How do I remove all "black pixels" from a binary (image)?

Question

I am looking for the best performing code, which removes all black pixels = #{000000} from a binary. Code Example:

img: make image! [100x75 0.0.255]
loop 1000 [change at img random 99x74 0.0.0]
probe length? foo: copy img/rgb
probe delta-time [remove-each [r g b] foo [ all [zero? r zero? g zero? b] ]]
probe length? foo
foo: copy img/rgb
probe delta-time [trim/with foo #{000000}]
probe length? probe foo

Trim performs quite fast but doesn't work as supposed, as it removes all zero-byte #{00} from the binary.
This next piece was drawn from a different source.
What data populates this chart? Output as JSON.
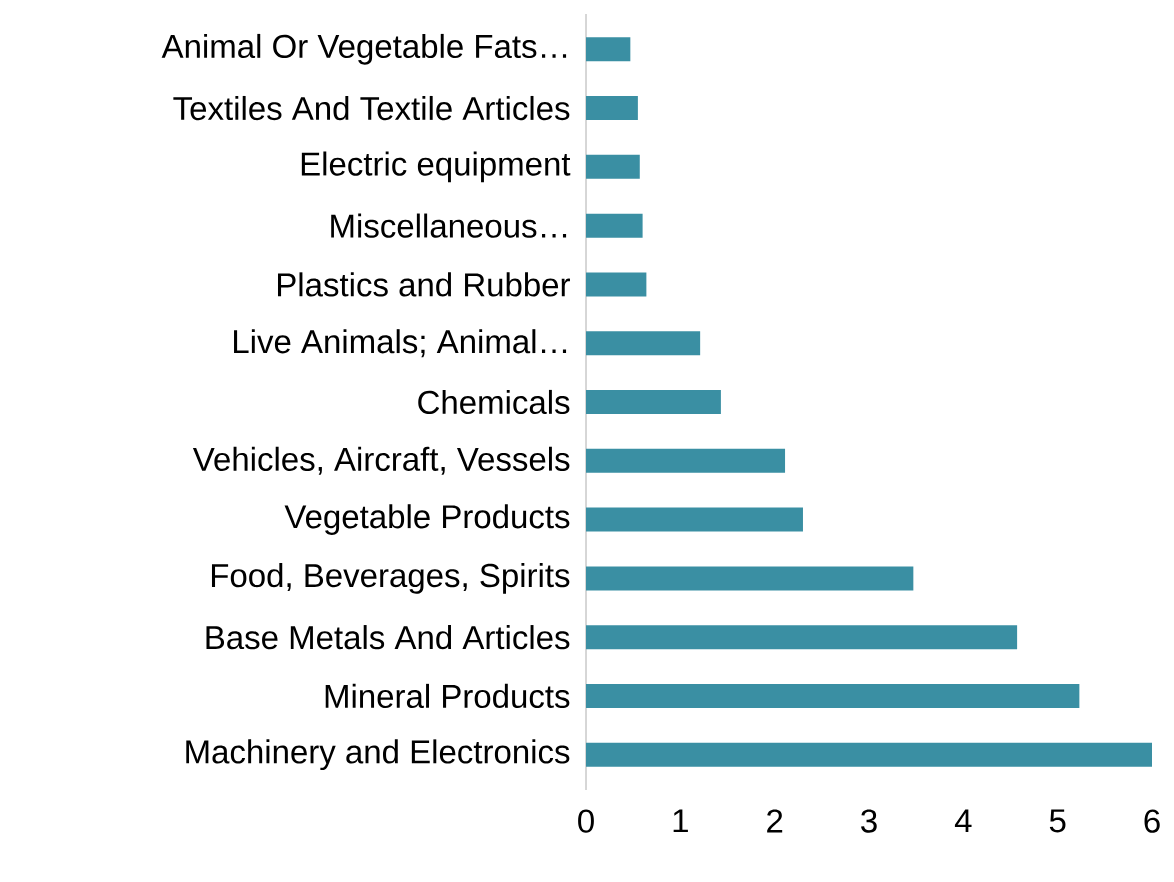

What is the fastest code to remove all "black pixels" = three zero-bytes = #{000000} from a binary? Any further suggestions? Might be using parse performs better?

Answer 1

four times faster than Remove-each example :-)

print "=========="
probe length? foo: copy img/rgb
new: make binary! length? foo
probe delta-time [
    parse foo [
        here:
        there: 
        any [
            #{000000} (append/part new here there ) here: there: 
            | 3 skip there: 
        ]
        (append/part new here there  )    
    ]
]
probe length? new

results

; remove-each
==========
0:00:00.003395
19683

; parse with concatenated append
==========
0:00:00.000872
19683

Answer 2

Using PARSE and creating a new binary series should be the fastest method:

probe length? foo: copy img/rgb
new: make binary! length? foo

probe delta-time [
    parse foo [any [s: #{000000} | 3 skip (append/part new s 3)]]
]
probe length? new

Here it performs almost twice faster than using REMOVE-EACH.